Таким образом несчастная австрийская империя распалась на два государства, почти одинаковой силы и соединенные только под одною короною — на государство цислейтанское или славяно-немецкое с 20.500.000 жителей (из которых 7.200.000.немцев и евреев, 11.500.000 славян и около 1.800.000 итальянцев и других племен) и на государство транслейтанское, венгерское или мадьяро-славяно-румыно-немецкое.
Замечательно то, что ни одно из этих двух государств даже в своем внутреннем составе, не представляет никаких залогов ни настоящей, ни даже будущей силы.

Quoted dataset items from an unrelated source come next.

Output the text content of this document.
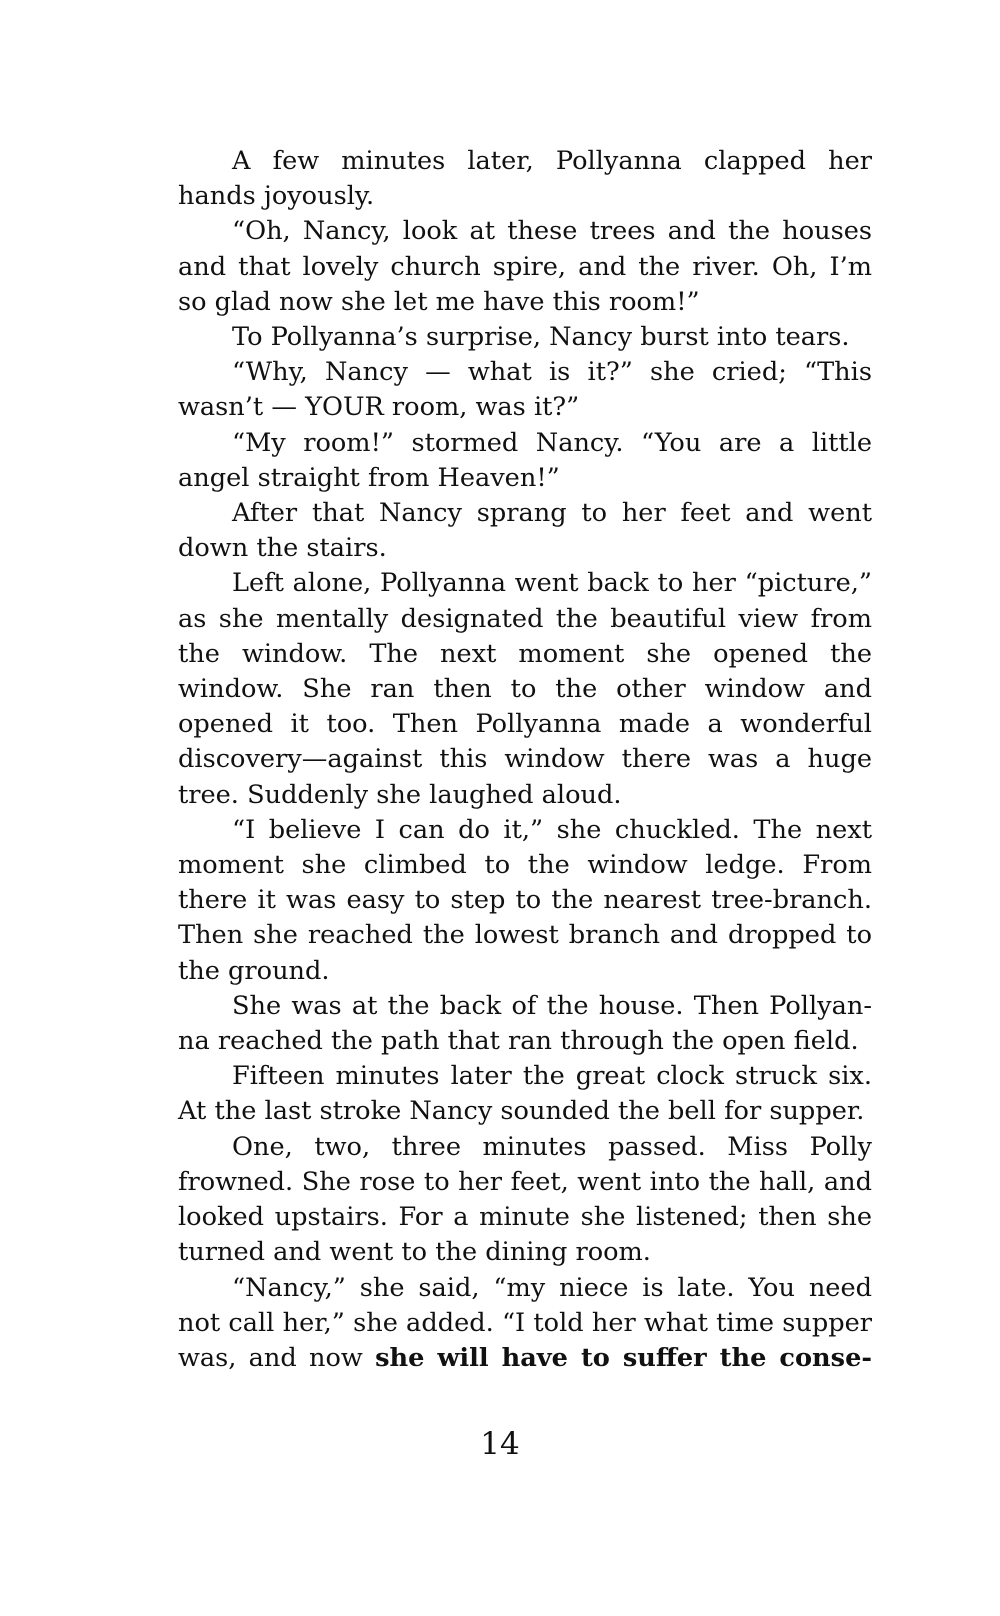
A few minutes later, Pollyanna clapped her hands joyously.

“Oh, Nancy, look at these trees and the houses and that lovely church spire, and the river. Oh, I’m so glad now she let me have this room!”

To Pollyanna’s surprise, Nancy burst into tears.

“Why, Nancy — what is it?” she cried; “This wasn’t — YOUR room, was it?”

“My room!” stormed Nancy. “You are a little angel straight from Heaven!”

After that Nancy sprang to her feet and went down the stairs.

Left alone, Pollyanna went back to her “picture,” as she mentally designated the beautiful view from the window. The next moment she opened the window. She ran then to the other window and opened it too. Then Pollyanna made a wonderful discovery—against this window there was a huge tree. Suddenly she laughed aloud.

“I believe I can do it,” she chuckled. The next moment she climbed to the window ledge. From there it was easy to step to the nearest tree-branch. Then she reached the lowest branch and dropped to the ground.

She was at the back of the house. Then Pollyanna reached the path that ran through the open field.

Fifteen minutes later the great clock struck six. At the last stroke Nancy sounded the bell for supper.

One, two, three minutes passed. Miss Polly frowned. She rose to her feet, went into the hall, and looked upstairs. For a minute she listened; then she turned and went to the dining room.

“Nancy,” she said, “my niece is late. You need not call her,” she added. “I told her what time supper was, and now she will have to suffer the conse-

14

В венгерском королевстве, не смотря на либеральную конституцию и на несомненную ловкость мадьярских правителей, борьба рас, это коренная болезнь австрийской монархии, нисколько не утихла. Большинство населения, подчиненное мадьярам, не любит их и никогда не согласится добровольно нести их иго, вследствие чего между ним и мадьярами происходит беспрерывная борьба, причем славяне опираются на турецких славян, а румыны на братское население в Валахии, Молдавии, Бессарабии и Буковине; мадьяры, составляющие только одну треть населения, поневоле должны искать опоры и покровительства в Вене; а императорская Вена, которая не может переварить мадьярского отторжения, питает, равно как и все одряхлевшие и падшие династические правительства, тайную надежду на чудесное восстановление утраченного могущества, чрезвычайно рада этим внутренним раздорам, не позволяющим венгерскому королевству установиться, и втайне разжигает славянские и румынские страсти против мадьяр. Мадьярские правители и политические люди это знают и в отплату с своей стороны поддерживают тайное сношение с князем Бисмарком, который, предвидя неизбежную войну против австрийской империи, обреченной на гибель, заигрывает с мадьярами.

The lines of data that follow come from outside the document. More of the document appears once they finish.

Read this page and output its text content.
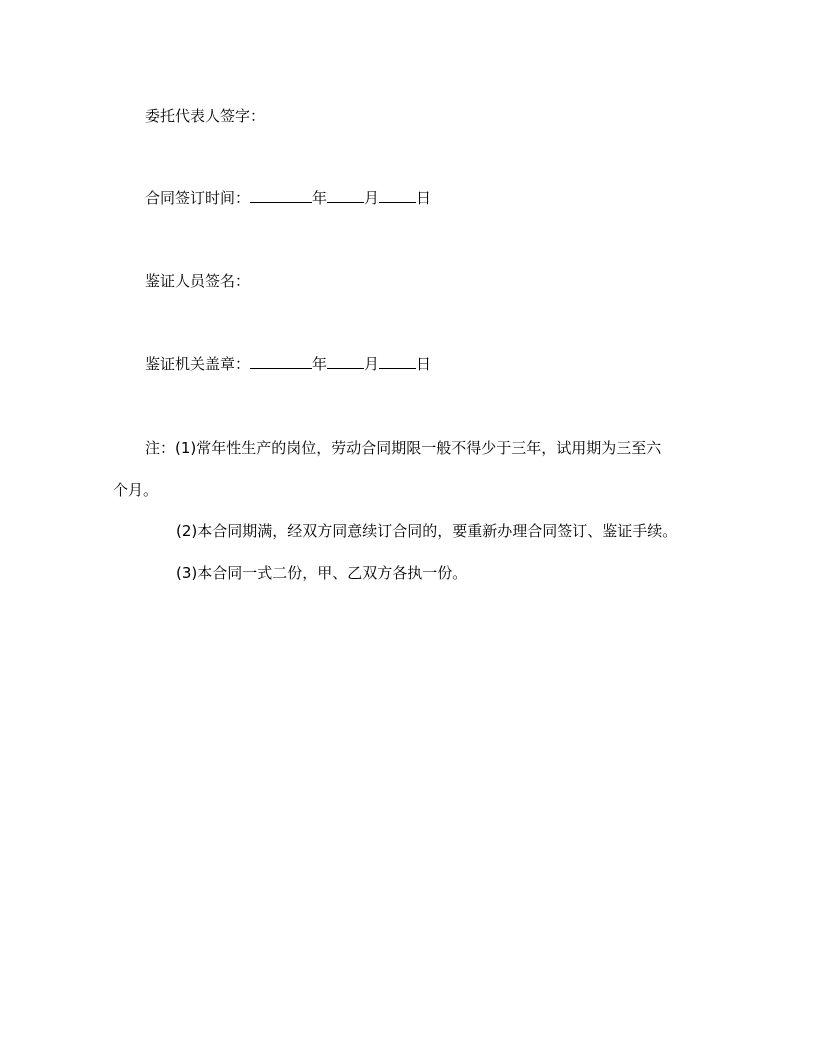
委托代表人签字：
合同签订时间：	年 月 日
鉴证人员签名：
鉴证机关盖章：	年 月 日
注：(1)常年性生产的岗位，劳动合同期限一般不得少于三年，试用期为三至六
个月。
(2)本合同期满，经双方同意续订合同的，要重新办理合同签订、鉴证手续。
(3)本合同一式二份，甲、乙双方各执一份。
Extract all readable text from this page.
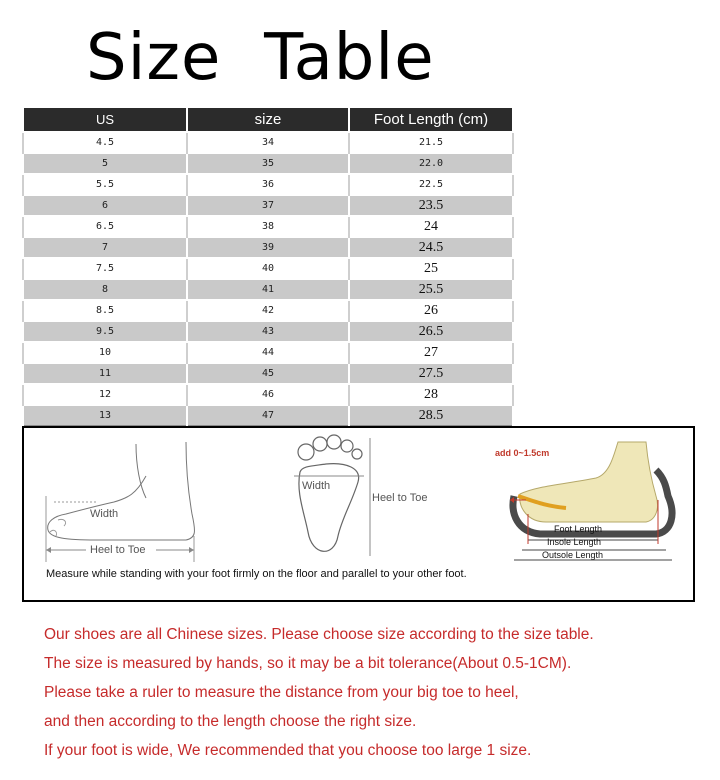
Size  Table
US	size	Foot Length (cm)
4.5	34	21.5
5	35	22.0
5.5	36	22.5
6	37	23.5
6.5	38	24
7	39	24.5
7.5	40	25
8	41	25.5
8.5	42	26
9.5	43	26.5
10	44	27
11	45	27.5
12	46	28
13	47	28.5
Width
Heel to Toe
Width
Heel to Toe
add 0~1.5cm
Foot Length
Insole Length
Outsole Length
Measure while standing with your foot firmly on the floor and parallel to your other foot.

Our shoes are all Chinese sizes. Please choose size according to the size table.

The size is measured by hands, so it may be a bit tolerance(About 0.5-1CM).

Please take a ruler to measure the distance from your big toe to heel,

and then according to the length choose the right size.

If your foot is wide, We recommended that you choose too large 1 size.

Цислейтанское или германо-славянское государство находится в положении ничуть не лучшем. Тут не много больше семи миллионов немцев, включая евреев, заявляют претензию управлять одинадцатью с половиною миллионами славян.

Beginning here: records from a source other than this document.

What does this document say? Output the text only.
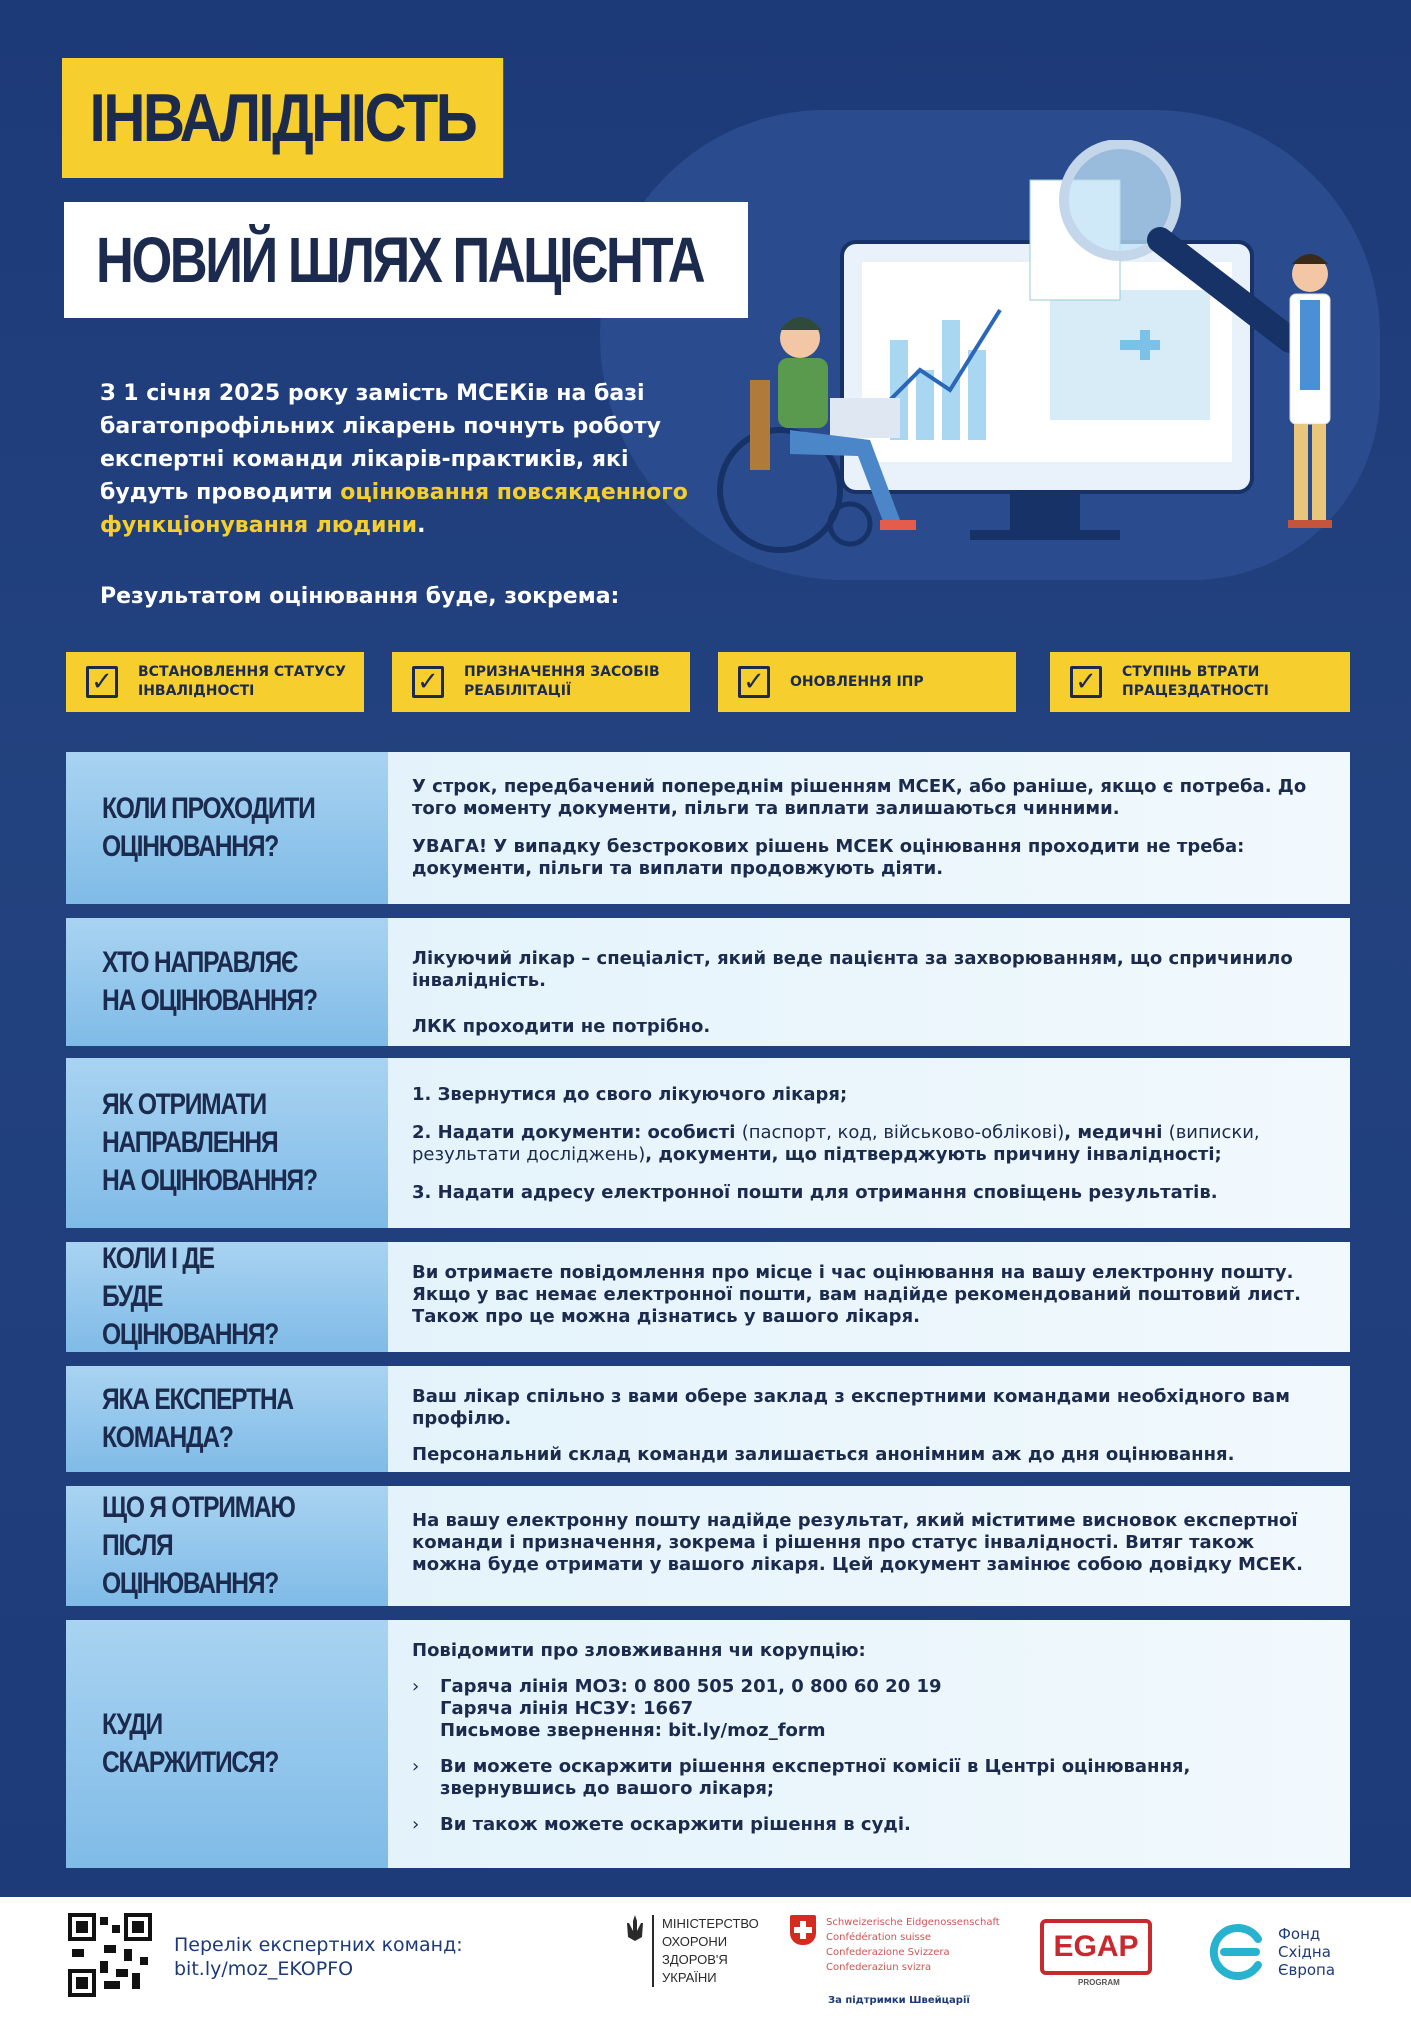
ІНВАЛІДНІСТЬ
НОВИЙ ШЛЯХ ПАЦІЄНТА
З 1 січня 2025 року замість МСЕКів на базі багатопрофільних лікарень почнуть роботу експертні команди лікарів-практиків, які будуть проводити оцінювання повсякденного функціонування людини.
Результатом оцінювання буде, зокрема:
✓	ВСТАНОВЛЕННЯ СТАТУСУ ІНВАЛІДНОСТІ	✓	ПРИЗНАЧЕННЯ ЗАСОБІВ РЕАБІЛІТАЦІЇ	✓	ОНОВЛЕННЯ ІПР	✓	СТУПІНЬ ВТРАТИ ПРАЦЕЗДАТНОСТІ
КОЛИ ПРОХОДИТИ
ОЦІНЮВАННЯ?

У строк, передбачений попереднім рішенням МСЕК, або раніше, якщо є потреба. До того моменту документи, пільги та виплати залишаються чинними.

УВАГА! У випадку безстрокових рішень МСЕК оцінювання проходити не треба: документи, пільги та виплати продовжують діяти.

ХТО НАПРАВЛЯЄ
НА ОЦІНЮВАННЯ?

Лікуючий лікар – спеціаліст, який веде пацієнта за захворюванням, що спричинило інвалідність.

ЛКК проходити не потрібно.

ЯК ОТРИМАТИ
НАПРАВЛЕННЯ
НА ОЦІНЮВАННЯ?

1. Звернутися до свого лікуючого лікаря;

2. Надати документи: особисті (паспорт, код, військово-облікові), медичні (виписки, результати досліджень), документи, що підтверджують причину інвалідності;

3. Надати адресу електронної пошти для отримання сповіщень результатів.

КОЛИ І ДЕ
БУДЕ ОЦІНЮВАННЯ?

Ви отримаєте повідомлення про місце і час оцінювання на вашу електронну пошту. Якщо у вас немає електронної пошти, вам надійде рекомендований поштовий лист. Також про це можна дізнатись у вашого лікаря.

ЯКА ЕКСПЕРТНА
КОМАНДА?

Ваш лікар спільно з вами обере заклад з експертними командами необхідного вам профілю.

Персональний склад команди залишається анонімним аж до дня оцінювання.

ЩО Я ОТРИМАЮ
ПІСЛЯ ОЦІНЮВАННЯ?

На вашу електронну пошту надійде результат, який міститиме висновок експертної команди і призначення, зокрема і рішення про статус інвалідності. Витяг також можна буде отримати у вашого лікаря. Цей документ замінює собою довідку МСЕК.

КУДИ
СКАРЖИТИСЯ?

Повідомити про зловживання чи корупцію:

›	Гаряча лінія МОЗ: 0 800 505 201, 0 800 60 20 19
Гаряча лінія НСЗУ: 1667
Письмове звернення: bit.ly/moz_form
›	Ви можете оскаржити рішення експертної комісії в Центрі оцінювання, звернувшись до вашого лікаря;
›	Ви також можете оскаржити рішення в суді.
Перелік експертних команд:
bit.ly/moz_EKOPFO
МІНІСТЕРСТВО
ОХОРОНИ
ЗДОРОВ'Я
УКРАЇНИ
Schweizerische Eidgenossenschaft
Confédération suisse
Confederazione Svizzera
Confederaziun svizra
За підтримки Швейцарії
EGAP
PROGRAM
Фонд
Східна
Європа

Претензия эта, разумеется, странная. Можно сказать, что с самых древних времен историческою задачей немцев было завоевывать славянские земли, истреблять, покорять и цивилизовать, т. е. немечить или мещанить славян. Отсюда возникла между обоими племенами глубокая историческая взаимная ненависть, обусловленная с обеих сторон специальным положением каждой.
Славяне ненавидят немцев, как ненавидят всех победителей народы завоеванные, но не примирившиеся и в душе своей не покорившиеся. Немцы ненавидят славян, как господа ненавидят обыкновенно своих рабов; ненавидят их за их ненависть, которую они, немцы, заслужили со стороны славян; ненавидят их за ту невольную и беспрестанную боязнь, которую возбуждают в них неугасимая мысль и надежда славян на освобождение.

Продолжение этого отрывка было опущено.